It's very Norvig-esq (http://www.youtube.com/watch?v=LNjJTgXujno), but there's also http://anand.typepad.com/datawocky/2008/03/more-data-usual.h... and also Chris Anderson and Wired's flame bait http://www.wired.com/science/discoveries/magazine/16-07/pb_t... (that month's wired was dedicated to this subject)
And like someone at the previous discussions has said, this is the base of the scientific method, not it's death
Q: What's your opinion about semantic web?
A: Semantic web. Future of the web. And it always will be.
If I assigned engineers to (semantic web) formats based on the percentage of pages that had those formats, then the correct number of engineers for semantic web was zero.
If you're Google, Yahoo! or one of their friends, you can get away with relying just on correlations extracted directly from data. After all, you have all the data you could possibly want, and if you don't have, you can easily measure it in a straightforward way.
Everybody else, however, has to do a much better job of developing the right algorithms and insights to get the upper hand. The best way to do this of course, is to use whatever data you manage to scrape together.
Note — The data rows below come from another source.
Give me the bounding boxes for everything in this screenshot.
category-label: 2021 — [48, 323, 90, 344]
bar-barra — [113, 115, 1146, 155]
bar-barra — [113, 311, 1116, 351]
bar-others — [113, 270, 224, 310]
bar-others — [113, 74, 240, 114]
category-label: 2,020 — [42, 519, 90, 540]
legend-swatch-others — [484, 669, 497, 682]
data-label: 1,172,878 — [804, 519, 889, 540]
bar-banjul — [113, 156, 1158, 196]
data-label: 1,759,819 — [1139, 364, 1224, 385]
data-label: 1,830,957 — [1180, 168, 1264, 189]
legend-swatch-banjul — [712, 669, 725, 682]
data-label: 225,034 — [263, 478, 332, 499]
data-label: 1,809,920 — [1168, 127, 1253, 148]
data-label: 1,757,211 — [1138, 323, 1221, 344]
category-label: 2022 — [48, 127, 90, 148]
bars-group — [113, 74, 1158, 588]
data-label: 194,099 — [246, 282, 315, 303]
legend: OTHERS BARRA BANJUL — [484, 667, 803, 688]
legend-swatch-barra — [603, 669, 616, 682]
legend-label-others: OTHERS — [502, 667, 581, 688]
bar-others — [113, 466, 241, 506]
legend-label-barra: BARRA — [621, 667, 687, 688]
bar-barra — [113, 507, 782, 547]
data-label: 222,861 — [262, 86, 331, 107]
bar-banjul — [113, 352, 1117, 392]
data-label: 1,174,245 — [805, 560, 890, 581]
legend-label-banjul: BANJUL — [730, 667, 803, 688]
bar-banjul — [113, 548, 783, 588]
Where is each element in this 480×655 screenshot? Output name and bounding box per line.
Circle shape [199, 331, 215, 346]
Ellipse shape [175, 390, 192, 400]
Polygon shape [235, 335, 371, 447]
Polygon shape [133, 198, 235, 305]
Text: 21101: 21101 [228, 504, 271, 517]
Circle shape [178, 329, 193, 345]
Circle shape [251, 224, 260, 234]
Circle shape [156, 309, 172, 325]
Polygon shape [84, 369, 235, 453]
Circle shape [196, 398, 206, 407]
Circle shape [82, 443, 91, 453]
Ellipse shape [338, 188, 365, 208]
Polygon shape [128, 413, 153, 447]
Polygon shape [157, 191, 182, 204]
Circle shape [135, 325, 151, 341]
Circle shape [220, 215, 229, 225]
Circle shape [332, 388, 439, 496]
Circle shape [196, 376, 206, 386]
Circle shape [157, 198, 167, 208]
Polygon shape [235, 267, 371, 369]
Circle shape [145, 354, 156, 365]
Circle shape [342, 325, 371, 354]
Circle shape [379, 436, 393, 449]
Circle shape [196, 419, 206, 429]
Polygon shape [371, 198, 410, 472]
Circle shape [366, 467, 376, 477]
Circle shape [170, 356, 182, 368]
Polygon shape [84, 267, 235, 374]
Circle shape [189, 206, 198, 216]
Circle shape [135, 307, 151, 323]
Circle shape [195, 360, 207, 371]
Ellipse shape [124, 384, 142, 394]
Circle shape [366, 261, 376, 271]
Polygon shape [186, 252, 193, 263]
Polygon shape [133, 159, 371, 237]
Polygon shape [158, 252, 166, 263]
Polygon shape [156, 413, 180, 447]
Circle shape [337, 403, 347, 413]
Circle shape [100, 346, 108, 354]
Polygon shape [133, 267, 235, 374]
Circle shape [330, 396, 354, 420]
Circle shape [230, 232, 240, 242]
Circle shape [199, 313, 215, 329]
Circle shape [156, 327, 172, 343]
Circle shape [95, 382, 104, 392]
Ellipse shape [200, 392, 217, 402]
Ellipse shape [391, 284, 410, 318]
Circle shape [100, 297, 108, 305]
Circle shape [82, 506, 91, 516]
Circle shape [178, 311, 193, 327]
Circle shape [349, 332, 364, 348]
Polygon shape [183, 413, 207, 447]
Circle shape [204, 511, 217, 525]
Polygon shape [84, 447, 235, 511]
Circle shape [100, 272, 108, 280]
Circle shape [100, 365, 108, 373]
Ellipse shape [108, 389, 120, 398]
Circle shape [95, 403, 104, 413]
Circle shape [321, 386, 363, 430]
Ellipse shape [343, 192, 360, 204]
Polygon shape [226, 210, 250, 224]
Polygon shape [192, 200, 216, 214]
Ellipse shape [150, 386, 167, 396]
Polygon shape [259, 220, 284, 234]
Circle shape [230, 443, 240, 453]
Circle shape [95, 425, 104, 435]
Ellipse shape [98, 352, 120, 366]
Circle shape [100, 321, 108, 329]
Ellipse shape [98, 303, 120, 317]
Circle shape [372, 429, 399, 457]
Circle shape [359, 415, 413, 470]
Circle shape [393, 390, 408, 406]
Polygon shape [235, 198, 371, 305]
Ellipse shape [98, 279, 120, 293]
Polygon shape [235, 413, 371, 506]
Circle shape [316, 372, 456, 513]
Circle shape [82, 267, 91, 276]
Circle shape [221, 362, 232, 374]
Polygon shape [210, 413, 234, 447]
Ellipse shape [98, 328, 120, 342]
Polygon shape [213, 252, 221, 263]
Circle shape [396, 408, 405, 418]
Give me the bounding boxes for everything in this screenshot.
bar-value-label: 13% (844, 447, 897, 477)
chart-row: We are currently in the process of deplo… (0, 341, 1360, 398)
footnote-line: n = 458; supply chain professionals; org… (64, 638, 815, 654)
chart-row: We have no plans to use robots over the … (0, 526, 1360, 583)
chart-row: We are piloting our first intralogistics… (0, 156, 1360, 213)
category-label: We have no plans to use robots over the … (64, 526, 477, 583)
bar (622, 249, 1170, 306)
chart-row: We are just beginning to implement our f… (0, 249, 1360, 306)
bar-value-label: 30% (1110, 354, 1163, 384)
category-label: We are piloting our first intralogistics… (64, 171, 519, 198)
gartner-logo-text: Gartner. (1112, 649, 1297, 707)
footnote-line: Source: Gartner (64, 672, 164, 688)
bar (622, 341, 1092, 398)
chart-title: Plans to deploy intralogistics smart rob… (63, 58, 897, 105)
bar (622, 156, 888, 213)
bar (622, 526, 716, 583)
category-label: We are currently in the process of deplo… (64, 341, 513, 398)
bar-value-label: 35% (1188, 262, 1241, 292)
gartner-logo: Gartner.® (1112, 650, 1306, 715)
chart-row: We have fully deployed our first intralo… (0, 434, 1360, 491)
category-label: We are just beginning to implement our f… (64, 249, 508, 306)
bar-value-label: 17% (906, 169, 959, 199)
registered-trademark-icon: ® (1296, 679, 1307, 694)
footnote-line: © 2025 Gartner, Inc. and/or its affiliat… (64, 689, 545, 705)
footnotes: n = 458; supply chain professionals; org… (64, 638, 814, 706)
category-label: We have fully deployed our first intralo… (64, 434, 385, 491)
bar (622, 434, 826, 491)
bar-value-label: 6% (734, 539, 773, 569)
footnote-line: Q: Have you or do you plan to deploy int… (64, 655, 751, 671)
Luckily, they also seem to recognize that sometimes data just isn't enough and ask for help. You've seen this in the Netflix prize, the AOL search log debacle and more recently in Microsoft's release of search logs for WSCD09.
I just said that sometimes, all the data in the world isn't enough if you don't have the right algorithms or insights.
I guess cutting edge natural language apps are going to be the playground of the big boys until PCs reach the scale necessary to do experiments.